Journal of Functional Programming
- Discipline: Computer science
- Language: English
- Edited by: Derek Dreyer, Gabriele Keller

Publication details
- History: 1991–present
- Publisher: Episciences (United Kingdom)
- Frequency: Bimonthly
- Open access: diamond open access (from January 2026; was previously made author-pay open access in 2022)

Standard abbreviations
- ISO 4: J. Funct. Program.
- MathSciNet: J. Funct. Programming

Indexing
- ISSN: 0956-7968 (print) 1469-7653 (web)

Links
- Journal homepage; Online archive of pre-2026 articles;

= Journal of Functional Programming =

The Journal of Functional Programming is a peer-reviewed scientific journal covering the design, implementation, and application of functional programming languages, spanning the range from mathematical theory to industrial practice. Topics covered include functional languages and extensions, implementation techniques, reasoning and proof, program transformation and synthesis, type systems, type theory, language-based security, memory management, parallelism and applications.

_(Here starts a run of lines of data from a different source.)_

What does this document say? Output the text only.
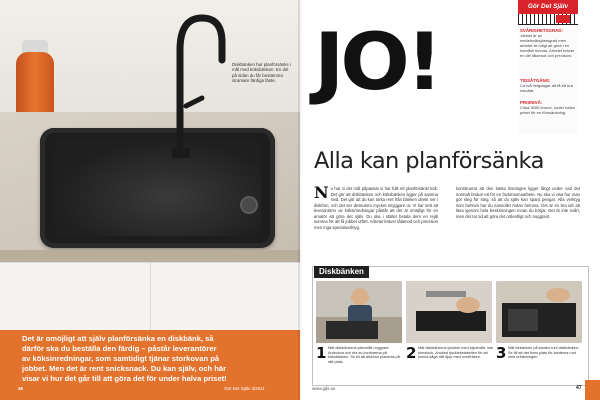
Diskbänken har planförsänks i mål med köksbänken. En del på sidan du får bestämma stramare färdiga fäste.
Det är omöjligt att själv planförsänka en diskbänk, så
därför ska du beställa den färdig – påstår leverantörer
av köksinredningar, som samtidigt tjänar storkovan på
jobbet. Men det är rent snicksnack. Du kan själv, och här
visar vi hur det går till att göra det för under halva priset!
46	Gör Det Själv 4/2011
JO!
Alla kan planförsänka
Gör Det Själv
SVÅRIGHETSGRAD:
Jobbet är av medelsvårighetsgrad men arbetet är roligt att göra i en handfull timmar. Arbetet kräver en del tålamod och precision.
TIDSÅTGÅNG:
Ca två helgdagar att få ett bra resultat.
PRISNIVÅ:
Cirka 3000 kronor, under halva priset för en förnsänkning.
N u har vi det mål påpassat vi har fullt ett planförsänkt kök. Det gör att diskbänken och köksbänken ligger på samma nivå. Det gör att du kan torka rent från bänken direkt ner i diskhon, och det ser dessutom mycket snyggare ut. Vi har sett att leverantörer av köksinredningar påstår att det är omöjligt för en amatör att göra det själv. Du ska i stället betala dem en rejäl summa för att få jobbet utfört. Arbetet kräver tålamod och precision men inga specialverktyg.
konstruerar att den bästa lösningen ligger långt under vad det normalt brukar ett för en fackmannaarbete. Nu ska vi visa hur man gör steg för steg, så att du själv kan spara pengar. Alla verktyg som behövs har du sannolikt redan hemma. Det är en bra idé att läsa igenom hela beskrivningen innan du börjar. Det är inte svårt, men det tar tid att göra det ordentligt och noggrant.
Diskbänken
1 Mät diskbänkens yttermått noggrant. Anteckna och rita av konturerna på köksbänken. Se till att diskhon placeras på rätt plats.	2 Mät diskbänkens tjocklek med skjutmått, inte tumstock. Använd tjocklekstabellen för att kunna såga rätt djup med overfräsen.	3 Mät förbänken på kanten runt diskbänken. Se till att det finns plats för kanterna runt hela urfräsningen.
www.gds.se	47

The journal is of interest to computer scientists, software engineers, programming language researchers, and mathematicians interested in the logical foundations of programming. Philip Wadler was editor-in-chief from 1990 to 2004. The journal is indexed in Zentralblatt MATH.

As of 2026, the journal is published as diamond open access: the journal articles are available online without a subscription, and there are no author-processing charges. This follows a change of publisher from Cambridge University Press to Episciences. All previous volumes of the journal published by Cambridge University Press were made freely available.